Within a year of Shelby, voting laws changed in nine states previously covered by Section 5, as well as in five other states where some counties were previously required to seek federal approval. And turnout in November’s election reflected just the kind of shifts the VRA was supposed to guard against. While midterm participation dropped in most of the country, the downturn was disproportionately felt in communities of color.

Missed opportunity

It is entirely possible the November numbers were not in when filmmakers locked the text for the postscripts at the end of “Selma,” but the effects of the Shelby decision were already quite evident. It would have been simple, and seems in keeping with the movie’s broader objectives, to add a line or two to explain that even though the 1965 Voting Rights Act was signed in August 1965, and it had a dramatic influence on Southern black enfranchisement throughout the next 40 years, the Supreme Court‘s 2013 ruling had indelibly weakened the VRA. The struggle continues; “victory,” as the song over the credits tells us, “isn’t won.” In fact, some battles now must be fought again.

As Dr. King observed in his speech at the end of the Selma-to-Montgomery march, “Denial of the right to vote” was at “the very origin, the root cause, of racial segregation in the Southland.” After the Civil War, Southern politicians and the business interests that backed them feared a populist alliance between poor whites and recently emancipated former slaves, and so those with power re-engineered a segregated South around the myth of white privilege and the disenfranchisement of blacks to divide the lower classes, hold on to elected office and keep wages low.
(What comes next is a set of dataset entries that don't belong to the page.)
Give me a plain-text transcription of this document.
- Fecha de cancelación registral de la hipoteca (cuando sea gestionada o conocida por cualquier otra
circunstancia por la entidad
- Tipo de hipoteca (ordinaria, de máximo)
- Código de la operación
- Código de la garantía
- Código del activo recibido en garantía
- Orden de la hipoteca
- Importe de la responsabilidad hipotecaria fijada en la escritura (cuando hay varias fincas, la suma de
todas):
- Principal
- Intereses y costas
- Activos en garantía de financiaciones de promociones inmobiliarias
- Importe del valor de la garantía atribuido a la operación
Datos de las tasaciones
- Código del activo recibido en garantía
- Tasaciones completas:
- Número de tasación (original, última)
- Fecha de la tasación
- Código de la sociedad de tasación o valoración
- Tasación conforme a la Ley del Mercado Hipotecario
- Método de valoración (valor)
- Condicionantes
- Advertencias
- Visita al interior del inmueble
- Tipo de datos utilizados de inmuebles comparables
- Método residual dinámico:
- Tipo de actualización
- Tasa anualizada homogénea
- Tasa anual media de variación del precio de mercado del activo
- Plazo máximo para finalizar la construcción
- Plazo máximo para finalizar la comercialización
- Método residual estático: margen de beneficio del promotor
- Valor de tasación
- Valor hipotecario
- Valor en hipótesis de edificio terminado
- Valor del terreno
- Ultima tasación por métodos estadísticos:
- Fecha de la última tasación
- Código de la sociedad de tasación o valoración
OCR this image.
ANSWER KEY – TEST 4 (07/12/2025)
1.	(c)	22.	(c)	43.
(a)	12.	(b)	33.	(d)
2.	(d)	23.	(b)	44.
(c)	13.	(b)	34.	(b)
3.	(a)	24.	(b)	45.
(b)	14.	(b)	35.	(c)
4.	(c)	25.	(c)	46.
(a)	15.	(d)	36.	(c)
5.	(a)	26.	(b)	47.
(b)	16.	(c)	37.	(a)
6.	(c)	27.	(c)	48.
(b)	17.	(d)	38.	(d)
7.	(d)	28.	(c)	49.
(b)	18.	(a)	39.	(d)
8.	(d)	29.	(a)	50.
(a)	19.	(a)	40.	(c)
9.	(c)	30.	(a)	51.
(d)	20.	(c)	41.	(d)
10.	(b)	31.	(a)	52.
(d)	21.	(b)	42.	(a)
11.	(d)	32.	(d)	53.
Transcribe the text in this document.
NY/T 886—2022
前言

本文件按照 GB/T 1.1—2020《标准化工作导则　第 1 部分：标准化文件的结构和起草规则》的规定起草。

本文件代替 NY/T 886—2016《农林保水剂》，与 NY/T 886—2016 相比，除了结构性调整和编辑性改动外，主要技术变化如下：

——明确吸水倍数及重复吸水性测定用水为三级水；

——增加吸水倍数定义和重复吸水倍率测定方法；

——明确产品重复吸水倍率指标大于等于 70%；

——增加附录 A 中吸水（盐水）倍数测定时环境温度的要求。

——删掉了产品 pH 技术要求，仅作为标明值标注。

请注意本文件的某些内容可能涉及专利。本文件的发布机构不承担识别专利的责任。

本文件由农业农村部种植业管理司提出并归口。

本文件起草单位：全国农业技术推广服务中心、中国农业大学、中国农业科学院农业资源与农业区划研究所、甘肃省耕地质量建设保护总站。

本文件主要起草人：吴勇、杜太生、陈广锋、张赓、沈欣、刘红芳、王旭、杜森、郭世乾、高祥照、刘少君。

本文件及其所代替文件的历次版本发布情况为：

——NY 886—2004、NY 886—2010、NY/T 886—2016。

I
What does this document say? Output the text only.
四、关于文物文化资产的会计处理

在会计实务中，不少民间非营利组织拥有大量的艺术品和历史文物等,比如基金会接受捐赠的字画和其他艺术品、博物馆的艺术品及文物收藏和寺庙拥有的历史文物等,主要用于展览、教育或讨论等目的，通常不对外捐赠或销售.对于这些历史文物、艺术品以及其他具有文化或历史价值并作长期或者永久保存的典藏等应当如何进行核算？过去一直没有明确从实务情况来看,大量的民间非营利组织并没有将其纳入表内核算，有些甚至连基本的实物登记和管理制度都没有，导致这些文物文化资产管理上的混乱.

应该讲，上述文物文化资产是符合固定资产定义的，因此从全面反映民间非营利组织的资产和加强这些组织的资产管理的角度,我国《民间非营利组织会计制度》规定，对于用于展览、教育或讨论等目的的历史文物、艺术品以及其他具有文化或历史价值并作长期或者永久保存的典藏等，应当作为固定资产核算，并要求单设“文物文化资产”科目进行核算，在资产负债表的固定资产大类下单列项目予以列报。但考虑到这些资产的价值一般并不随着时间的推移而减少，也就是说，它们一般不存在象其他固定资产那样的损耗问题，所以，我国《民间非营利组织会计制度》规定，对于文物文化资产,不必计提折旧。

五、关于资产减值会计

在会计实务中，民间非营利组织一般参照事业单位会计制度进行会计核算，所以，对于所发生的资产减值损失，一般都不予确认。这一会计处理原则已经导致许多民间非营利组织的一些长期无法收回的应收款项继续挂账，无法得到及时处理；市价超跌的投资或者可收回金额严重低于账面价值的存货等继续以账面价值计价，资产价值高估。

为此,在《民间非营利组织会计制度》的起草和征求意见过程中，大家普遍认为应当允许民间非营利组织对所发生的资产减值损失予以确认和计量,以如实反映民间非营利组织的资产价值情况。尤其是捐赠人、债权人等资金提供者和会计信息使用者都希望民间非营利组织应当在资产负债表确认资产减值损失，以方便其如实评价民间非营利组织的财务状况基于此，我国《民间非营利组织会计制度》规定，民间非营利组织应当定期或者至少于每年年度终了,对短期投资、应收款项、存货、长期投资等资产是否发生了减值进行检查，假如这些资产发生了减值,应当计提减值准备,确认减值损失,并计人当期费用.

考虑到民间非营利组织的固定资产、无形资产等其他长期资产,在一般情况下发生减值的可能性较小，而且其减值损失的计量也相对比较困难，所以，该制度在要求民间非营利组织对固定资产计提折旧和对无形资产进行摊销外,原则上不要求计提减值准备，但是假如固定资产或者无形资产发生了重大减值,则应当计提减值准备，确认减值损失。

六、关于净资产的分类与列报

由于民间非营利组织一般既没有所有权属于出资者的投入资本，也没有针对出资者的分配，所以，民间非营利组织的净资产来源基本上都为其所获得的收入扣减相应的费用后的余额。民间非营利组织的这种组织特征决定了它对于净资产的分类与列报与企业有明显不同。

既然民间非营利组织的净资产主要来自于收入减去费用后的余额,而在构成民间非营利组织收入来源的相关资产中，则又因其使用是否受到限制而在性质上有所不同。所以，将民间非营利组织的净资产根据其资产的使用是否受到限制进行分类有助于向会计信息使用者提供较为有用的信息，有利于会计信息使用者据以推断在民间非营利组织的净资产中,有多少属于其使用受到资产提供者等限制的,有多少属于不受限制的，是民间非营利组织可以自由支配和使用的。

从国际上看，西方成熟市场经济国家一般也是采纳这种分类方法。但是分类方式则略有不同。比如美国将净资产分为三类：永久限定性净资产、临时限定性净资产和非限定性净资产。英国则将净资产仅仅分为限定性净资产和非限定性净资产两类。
“That’s what happened,” MLK said, “when the Negro and white masses of the South threatened to unite and build a great society: a society of justice where none would prey upon the weakness of others; a society of plenty where greed and poverty would be done away; a society of brotherhood where every man would respect the dignity and worth of human personality.”

Are those words not filled with profound resonance right now? Just as Johnson outlined a Great Society in his War on Poverty, and King increasingly turned his attention to economic inequality in the last years of his life, so, today, equal access to the ballot and equal opportunity are inextricably linked. The exclusion of some from the “full blessings of American life,” as LBJ called it, eventually drags down many more.

As King said that very day in Montgomery, “The arc of the moral universe is long, but it bends toward justice.” Inside that long arc, however, are many injustices — injustices that sometimes seem to tilt the journey away from its righteous end. If the passage of the 1965 Voting Rights Act was a step, or even a leap, in the right direction — as the makers of “Selma” undoubtedly feel — then isn’t the film an opportunity to also note when the journey has been thrown into reverse?

President Johnson signed the Voting Rights Act into law in 1965; the Supreme Court emphatically weakened it in 2013. Again, those in power move to implement “ingenious discrimination”; so, again, the battle must be joined.

It seems clear the people behind “Selma” wanted to say as much, but when given the chance to say so explicitly, and in a way that would not have seemed the least bit out of place, they stopped short. The movie’s most up-to-date postscript is missing — and it is missed.